Behavioral economy argues that people do not always act "rationally" in making economic decisions, and that decision making is made under the influence of many social, cultural and psychological influences, and that economic policies should be designed with considering those factors. These policies can be on a company or individual or even state or interstate level. As in other disciplines, economists try to solve and examine problems by developing economic models. The standard model of human beings (homo economicus) accepts that people are "rational". The rational person does not indicate that the a person simply make desicions on his or her benefit , rather the "rational" person is the being who can use the information that is “available” according to his or he preferences. Moreover, while making choices some factors are taken into consideration such as happiness of other people, a desire for a fair income distribution and protection of nature. At this point, the aim of economists is to discipline the appropriate structure in line with the information and preferences available. In n the literature of both economics and psychology , there are numerous examples where people do not act rationally with systematic deviations from rationality.
It has been proved by various studies that human beings cannot be rational during the times of uncertainties. Keynes, for example, emphasizes that human beings act impulsively without thinking, especially when there is a lack of information. In 1955, Herber Simon (counted as the pioneer of behavioral economy) argued that individuals have full knowledge yet limited cognitive abilities, and as a result of this, the possibility of taking more wrong steps when facing with complex problems. The concept of ‘rational individual’ should be replaced with ‘limited rational individual’. The 'limited rationality' was also used by Richard Thaler, who won the Economics Nobel Prize in 2017. Richard Thaler analysed their behavior in light of the behavioral data, developed economic policy and registered a new approach to the concept of behavioral economics.

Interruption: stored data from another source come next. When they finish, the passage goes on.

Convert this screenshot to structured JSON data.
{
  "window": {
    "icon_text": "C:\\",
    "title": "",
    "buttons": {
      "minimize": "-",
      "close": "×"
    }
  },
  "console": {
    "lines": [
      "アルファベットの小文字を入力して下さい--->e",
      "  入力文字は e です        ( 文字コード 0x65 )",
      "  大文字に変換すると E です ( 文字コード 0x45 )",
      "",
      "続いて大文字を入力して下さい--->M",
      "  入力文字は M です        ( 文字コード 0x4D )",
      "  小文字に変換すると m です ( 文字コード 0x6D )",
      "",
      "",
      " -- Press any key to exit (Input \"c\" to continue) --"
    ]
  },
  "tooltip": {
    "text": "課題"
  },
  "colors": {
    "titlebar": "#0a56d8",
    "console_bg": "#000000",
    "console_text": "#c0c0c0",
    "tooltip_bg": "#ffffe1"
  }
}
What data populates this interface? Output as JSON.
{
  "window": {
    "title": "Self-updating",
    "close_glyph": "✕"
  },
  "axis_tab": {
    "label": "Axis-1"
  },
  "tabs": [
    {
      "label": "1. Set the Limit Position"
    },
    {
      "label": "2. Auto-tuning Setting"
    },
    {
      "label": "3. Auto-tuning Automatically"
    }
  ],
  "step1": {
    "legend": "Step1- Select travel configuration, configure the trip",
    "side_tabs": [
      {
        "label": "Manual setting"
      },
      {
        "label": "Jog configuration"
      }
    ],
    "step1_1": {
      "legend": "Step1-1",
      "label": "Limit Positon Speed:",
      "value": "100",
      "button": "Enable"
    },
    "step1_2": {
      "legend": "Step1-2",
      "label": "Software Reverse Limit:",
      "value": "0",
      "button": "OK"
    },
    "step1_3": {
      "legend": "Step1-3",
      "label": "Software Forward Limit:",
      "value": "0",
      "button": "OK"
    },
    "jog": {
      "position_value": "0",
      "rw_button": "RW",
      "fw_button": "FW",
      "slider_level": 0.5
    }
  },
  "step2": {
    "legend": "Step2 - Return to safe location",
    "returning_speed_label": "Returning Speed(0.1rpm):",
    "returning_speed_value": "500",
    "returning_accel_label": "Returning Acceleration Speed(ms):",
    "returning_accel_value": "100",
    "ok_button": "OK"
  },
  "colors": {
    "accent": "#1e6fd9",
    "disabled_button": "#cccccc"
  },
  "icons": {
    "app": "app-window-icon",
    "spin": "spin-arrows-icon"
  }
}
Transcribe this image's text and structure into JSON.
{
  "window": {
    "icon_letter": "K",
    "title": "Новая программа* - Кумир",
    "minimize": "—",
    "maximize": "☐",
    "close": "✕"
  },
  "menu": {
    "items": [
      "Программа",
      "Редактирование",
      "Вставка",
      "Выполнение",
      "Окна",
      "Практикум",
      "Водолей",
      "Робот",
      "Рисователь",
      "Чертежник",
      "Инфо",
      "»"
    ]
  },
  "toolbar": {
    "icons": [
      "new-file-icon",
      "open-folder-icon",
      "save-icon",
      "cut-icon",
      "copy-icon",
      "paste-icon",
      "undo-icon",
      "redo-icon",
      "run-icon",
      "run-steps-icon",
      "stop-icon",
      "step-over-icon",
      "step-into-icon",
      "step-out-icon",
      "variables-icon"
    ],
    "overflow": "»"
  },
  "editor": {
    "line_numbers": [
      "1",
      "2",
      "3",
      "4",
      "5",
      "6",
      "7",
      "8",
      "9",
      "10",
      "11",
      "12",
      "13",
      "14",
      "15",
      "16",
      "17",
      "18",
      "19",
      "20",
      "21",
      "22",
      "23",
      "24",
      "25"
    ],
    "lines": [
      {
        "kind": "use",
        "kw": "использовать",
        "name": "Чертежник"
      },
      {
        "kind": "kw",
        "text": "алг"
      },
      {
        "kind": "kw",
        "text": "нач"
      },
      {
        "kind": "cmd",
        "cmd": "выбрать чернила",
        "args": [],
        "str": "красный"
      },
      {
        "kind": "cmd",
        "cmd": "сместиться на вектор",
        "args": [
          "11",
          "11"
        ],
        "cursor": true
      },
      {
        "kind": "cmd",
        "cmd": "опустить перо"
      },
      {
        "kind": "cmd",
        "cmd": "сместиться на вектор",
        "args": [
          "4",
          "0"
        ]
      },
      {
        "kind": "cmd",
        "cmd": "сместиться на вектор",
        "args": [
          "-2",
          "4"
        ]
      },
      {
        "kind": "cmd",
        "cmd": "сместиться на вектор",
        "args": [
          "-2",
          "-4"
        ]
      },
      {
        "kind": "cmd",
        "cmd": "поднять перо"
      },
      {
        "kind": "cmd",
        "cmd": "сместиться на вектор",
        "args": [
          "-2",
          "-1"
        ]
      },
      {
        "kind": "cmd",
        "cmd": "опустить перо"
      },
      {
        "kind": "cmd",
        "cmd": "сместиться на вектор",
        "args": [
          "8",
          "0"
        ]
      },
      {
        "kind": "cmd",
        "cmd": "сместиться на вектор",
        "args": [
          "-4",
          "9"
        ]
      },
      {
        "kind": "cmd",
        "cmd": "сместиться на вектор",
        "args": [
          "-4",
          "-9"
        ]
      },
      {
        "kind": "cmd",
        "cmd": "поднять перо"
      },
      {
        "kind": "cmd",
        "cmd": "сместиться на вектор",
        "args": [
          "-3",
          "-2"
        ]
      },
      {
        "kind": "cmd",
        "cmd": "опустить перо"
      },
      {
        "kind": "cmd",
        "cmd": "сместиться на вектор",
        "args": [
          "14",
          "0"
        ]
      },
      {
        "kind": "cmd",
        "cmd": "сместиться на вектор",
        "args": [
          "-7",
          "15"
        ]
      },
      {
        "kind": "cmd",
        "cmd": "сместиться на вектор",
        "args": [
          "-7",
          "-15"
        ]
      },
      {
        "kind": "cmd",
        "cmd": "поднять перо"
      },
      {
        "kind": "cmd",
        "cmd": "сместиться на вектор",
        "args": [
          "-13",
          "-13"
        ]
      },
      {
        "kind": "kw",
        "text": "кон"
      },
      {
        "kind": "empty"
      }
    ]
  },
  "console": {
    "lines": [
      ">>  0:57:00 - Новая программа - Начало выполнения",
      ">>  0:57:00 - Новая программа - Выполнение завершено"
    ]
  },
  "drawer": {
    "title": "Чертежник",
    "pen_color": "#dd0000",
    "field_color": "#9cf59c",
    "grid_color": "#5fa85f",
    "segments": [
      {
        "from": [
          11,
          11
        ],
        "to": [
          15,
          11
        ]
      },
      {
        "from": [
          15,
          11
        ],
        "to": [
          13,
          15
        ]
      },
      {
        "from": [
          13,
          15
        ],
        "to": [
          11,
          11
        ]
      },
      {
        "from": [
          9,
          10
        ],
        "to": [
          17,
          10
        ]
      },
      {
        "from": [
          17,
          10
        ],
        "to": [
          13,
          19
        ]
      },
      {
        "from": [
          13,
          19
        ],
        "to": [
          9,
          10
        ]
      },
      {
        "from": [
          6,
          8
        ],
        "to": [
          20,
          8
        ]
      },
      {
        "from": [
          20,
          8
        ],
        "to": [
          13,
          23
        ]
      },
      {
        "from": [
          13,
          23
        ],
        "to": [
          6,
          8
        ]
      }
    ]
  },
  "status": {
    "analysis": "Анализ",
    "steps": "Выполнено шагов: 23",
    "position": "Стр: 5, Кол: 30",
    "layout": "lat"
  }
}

In his book, Nudge, Thaler has turned his research into what he calls “nudge”, with small changes in the behavior framework that will enable people to make better decisions, that is, to increase well-being. The dictator game he developed with Thaler, Knetsch and Kahneman is quite interesting.
I would like to talk about this game briefly. In this game, two players that do not know each other and will never see one another again are playing, and one (dictator) is given some money and is asked to divide it between the two of them. The second player has no right of word in this. The expectation is that only a self-thinking decision-maker will take all the money away. The surprising result is that most of the people give some of the money to the other player, and even many “dictators” share the money as even. It can be concluded that people can make decision even if it is against their own interests, as long as there is a an understanding of fair distribution and justice.
Effects of Crisis Period
With the upcoming of Corona Crisis period, the country leaders decided to apply a reduction in the salaries to public sector employees proportionally among high-income and low-income people, as well as retired civil servants. It can be observed that, as long as ensuring the justice that there was no contradictory reaction among the servants. Many of Thaler’s work is confirmed during the corona crisis period, as people show no reaction to price changes (effects of oil prices and currency fluctuations) and reasonably accept , however, protest the price increases due to demand (increase in cologne and mask prices etc.) displaying that people make protest to unjust adjustments.
Restructuring of the economy is inevitable as a result of the Covid-19 crisis. The sectors, where production and employment losses are mostly experienced, should be separated rationally in order to reduce economic and social losses. It is essential that there is a need of an implementing a plan through the methods of economical methodologies without ignoring the behavioral economy; thus concerning justice, psychological as well as cultural factors.